Stasimopus steynsburgensis

Scientific classification
- Kingdom: Animalia
- Phylum: Arthropoda
- Subphylum: Chelicerata
- Class: Arachnida
- Order: Araneae
- Infraorder: Mygalomorphae
- Family: Stasimopidae
- Genus: Stasimopus
- Species: S. steynsburgensis
- Binomial name: Stasimopus steynsburgensis Hewitt, 1915

= Stasimopus steynsburgensis =

- Authority: Hewitt, 1915

Species of spider

Stasimopus steynsburgensis is a species in the family Stasimopidae.

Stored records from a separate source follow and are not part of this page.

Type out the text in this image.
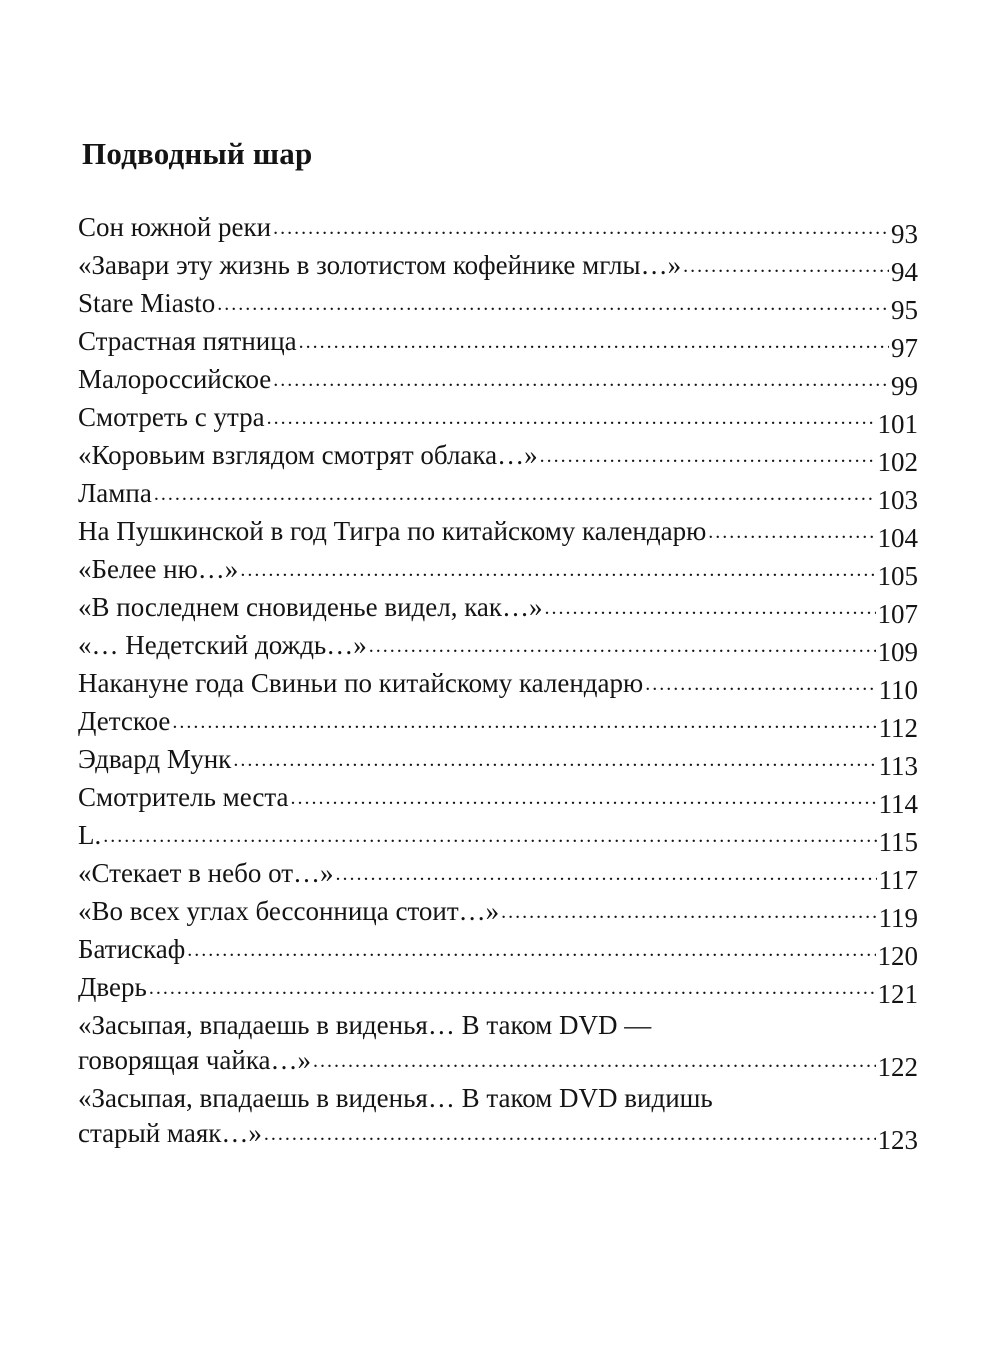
Подводный шар
Сон южной реки .....	93
«Завари эту жизнь в золотистом кофейнике мглы…» .....	94
Stare Miasto .....	95
Страстная пятница .....	97
Малороссийское .....	99
Смотреть с утра .....	101
«Коровьим взглядом смотрят облака…» .....	102
Лампа .....	103
На Пушкинской в год Тигра по китайскому календарю .....	104
«Белее ню…» .....	105
«В последнем сновиденье видел, как…» .....	107
«… Недетский дождь…» .....	109
Накануне года Свиньи по китайскому календарю .....	110
Детское .....	112
Эдвард Мунк .....	113
Смотритель места .....	114
L. .....	115
«Стекает в небо от…» .....	117
«Во всех углах бессонница стоит…» .....	119
Батискаф .....	120
Дверь .....	121
«Засыпая, впадаешь в виденья… В таком DVD —
говорящая чайка…» .....	122
«Засыпая, впадаешь в виденья… В таком DVD видишь
старый маяк…» .....	123
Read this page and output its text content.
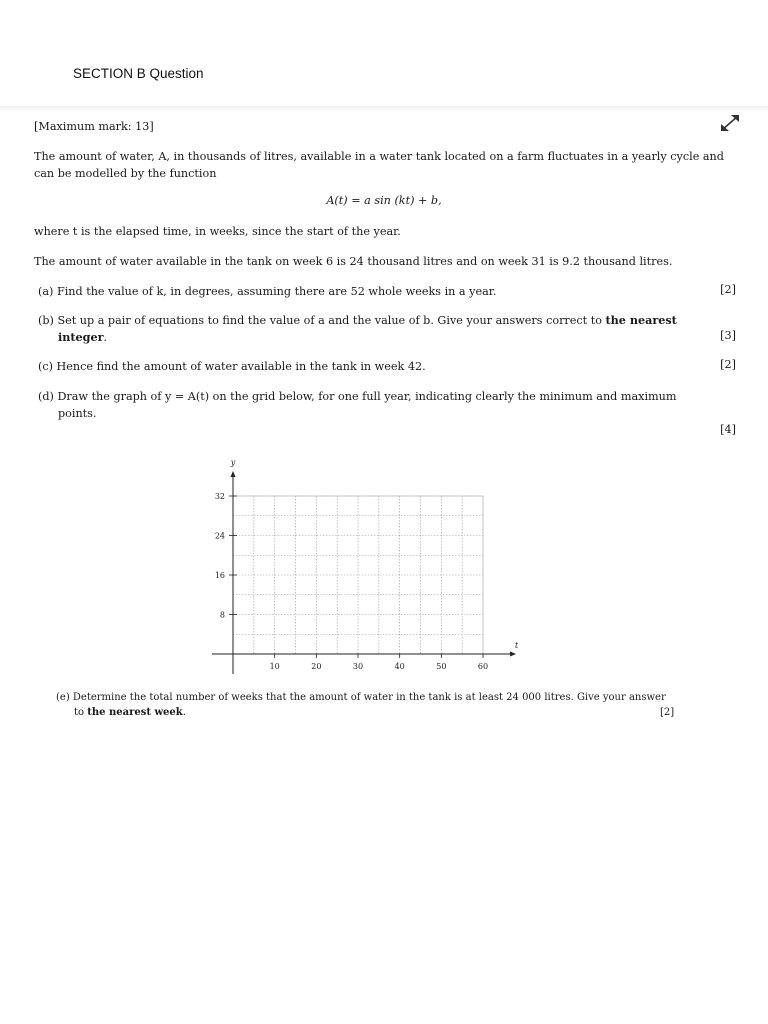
SECTION B Question
[Maximum mark: 13]
The amount of water, A, in thousands of litres, available in a water tank located on a farm fluctuates in a yearly cycle and
can be modelled by the function
A(t) = a sin (kt) + b,
where t is the elapsed time, in weeks, since the start of the year.
The amount of water available in the tank on week 6 is 24 thousand litres and on week 31 is 9.2 thousand litres.
(a) Find the value of k, in degrees, assuming there are 52 whole weeks in a year.	[2]
(b) Set up a pair of equations to find the value of a and the value of b. Give your answers correct to the nearest
integer.	[3]
(c) Hence find the amount of water available in the tank in week 42.	[2]
(d) Draw the graph of y = A(t) on the grid below, for one full year, indicating clearly the minimum and maximum
points.
[4]
10	20	30	40	50	60
8
16
24
32
t
y
(e) Determine the total number of weeks that the amount of water in the tank is at least 24 000 litres. Give your answer
to the nearest week.	[2]
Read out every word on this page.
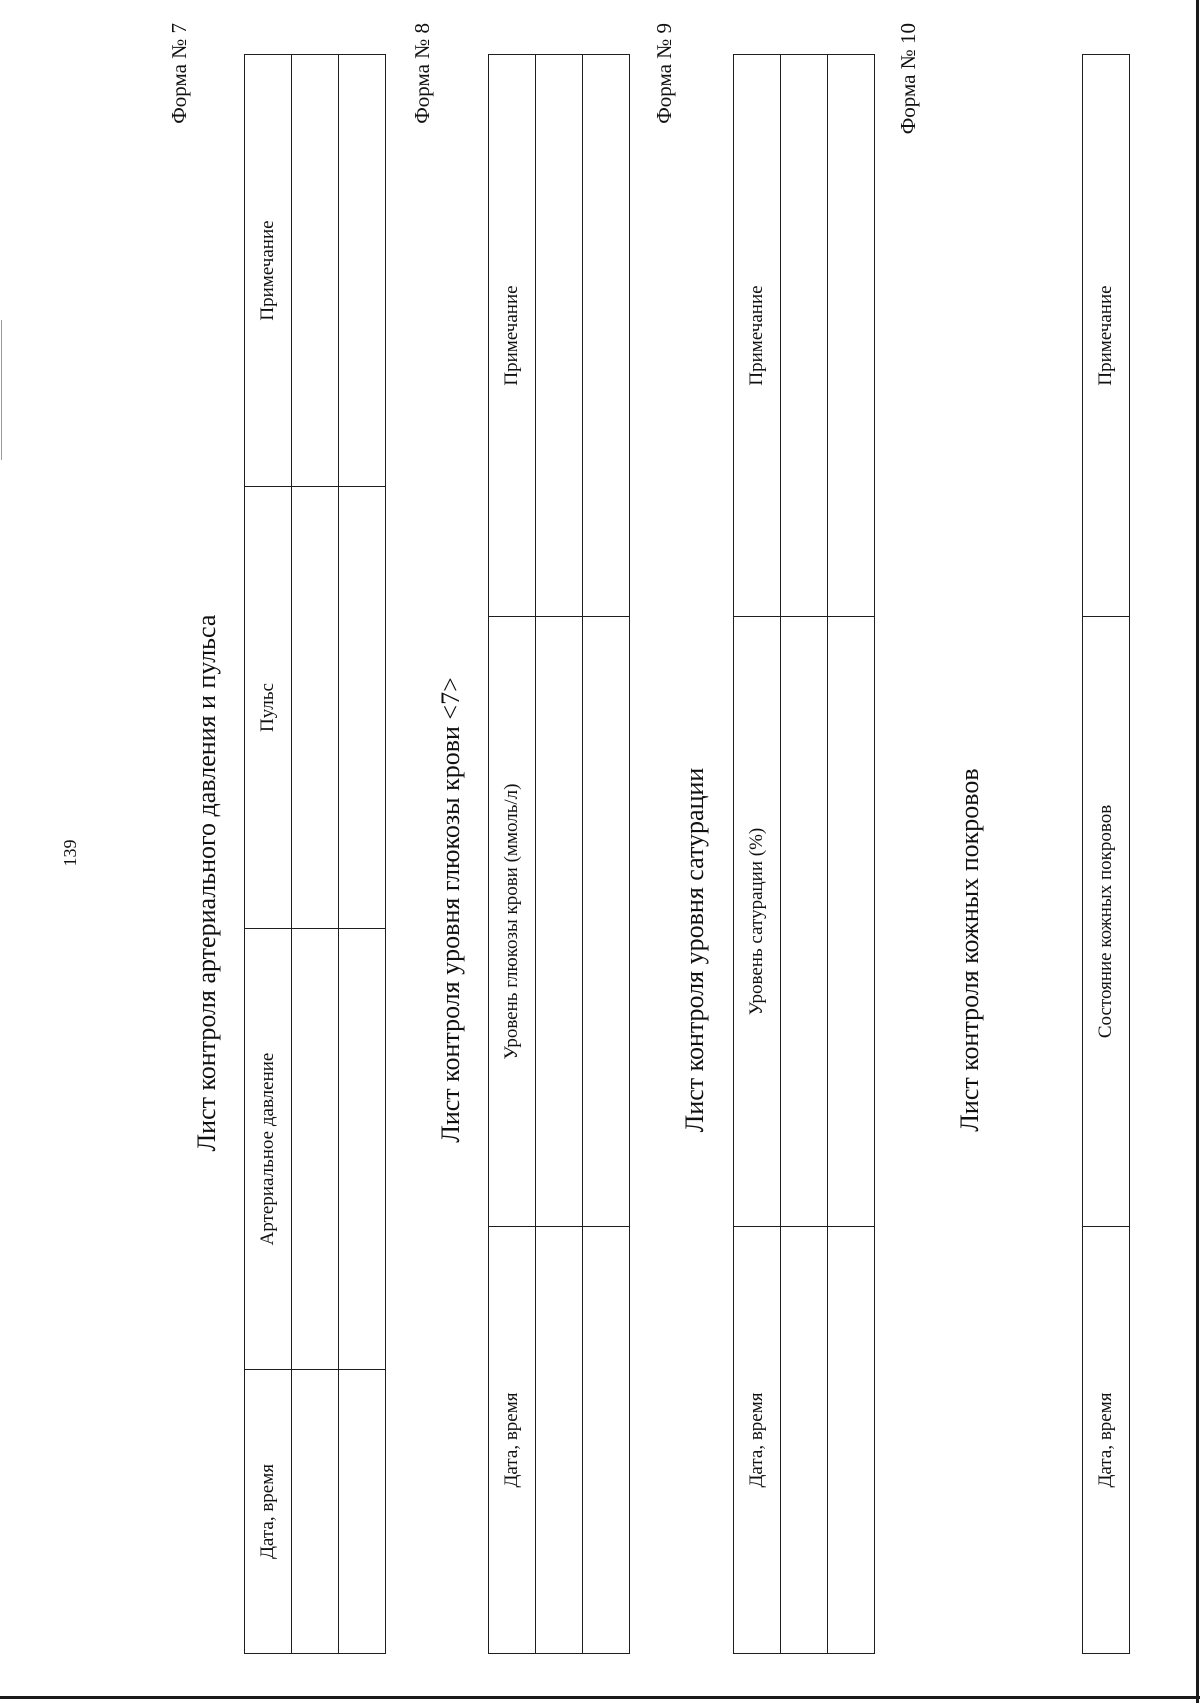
139
Форма № 7
Лист контроля артериального давления и пульса
Дата, время	Артериальное давление	Пульс	Примечание

Форма № 8
Лист контроля уровня глюкозы крови <7>
Дата, время	Уровень глюкозы крови (ммоль/л)	Примечание

Форма № 9
Лист контроля уровня сатурации
Дата, время	Уровень сатурации (%)	Примечание

Форма № 10
Лист контроля кожных покровов
Дата, время	Состояние кожных покровов	Примечание
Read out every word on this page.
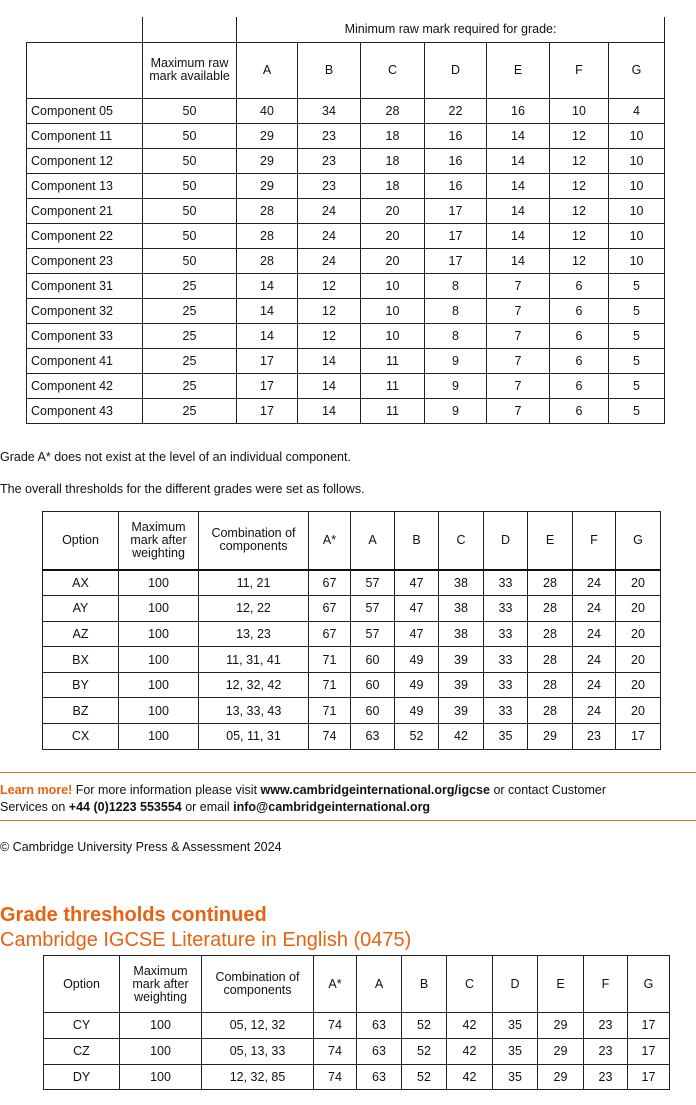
		Minimum raw mark required for grade:						
	Maximum raw mark available	A	B	C	D	E	F	G
Component 05	50	40	34	28	22	16	10	4
Component 11	50	29	23	18	16	14	12	10
Component 12	50	29	23	18	16	14	12	10
Component 13	50	29	23	18	16	14	12	10
Component 21	50	28	24	20	17	14	12	10
Component 22	50	28	24	20	17	14	12	10
Component 23	50	28	24	20	17	14	12	10
Component 31	25	14	12	10	8	7	6	5
Component 32	25	14	12	10	8	7	6	5
Component 33	25	14	12	10	8	7	6	5
Component 41	25	17	14	11	9	7	6	5
Component 42	25	17	14	11	9	7	6	5
Component 43	25	17	14	11	9	7	6	5
Grade A* does not exist at the level of an individual component.
The overall thresholds for the different grades were set as follows.
Option	Maximum mark after weighting	Combination of components	A*	A	B	C	D	E	F	G
AX	100	11, 21	67	57	47	38	33	28	24	20
AY	100	12, 22	67	57	47	38	33	28	24	20
AZ	100	13, 23	67	57	47	38	33	28	24	20
BX	100	11, 31, 41	71	60	49	39	33	28	24	20
BY	100	12, 32, 42	71	60	49	39	33	28	24	20
BZ	100	13, 33, 43	71	60	49	39	33	28	24	20
CX	100	05, 11, 31	74	63	52	42	35	29	23	17
Learn more! For more information please visit www.cambridgeinternational.org/igcse or contact Customer
Services on +44 (0)1223 553554 or email info@cambridgeinternational.org
© Cambridge University Press & Assessment 2024
Grade thresholds continued
Cambridge IGCSE Literature in English (0475)
Option	Maximum mark after weighting	Combination of components	A*	A	B	C	D	E	F	G
CY	100	05, 12, 32	74	63	52	42	35	29	23	17
CZ	100	05, 13, 33	74	63	52	42	35	29	23	17
DY	100	12, 32, 85	74	63	52	42	35	29	23	17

It is endemic to South Africa.

==Distribution==
Stasimopus steynsburgensis is found in South Africa. The species is known only from the Eastern Cape province, specifically from Steynsburg.

==Habitat and ecology==
The species is a ground dweller that lives in silk-lined burrows closed with a cork-lid trapdoor. The species has been sampled from the Thicket biome at an altitude of 1462 m above sea level.

==Conservation==
Stasimopus steynsburgensis is listed as Data Deficient for taxonomic reasons by the South African National Biodiversity Institute. The species is an Eastern Cape endemic known only from the type locality at 1462 m above sea level. Threats to this species are unknown.

==Taxonomy==
The species was originally described by John Hewitt in 1915 from Steynsburg. The species has not been revised and is known only from the male. The status remains obscure and additional sampling is needed to collect the female and determine the species' range.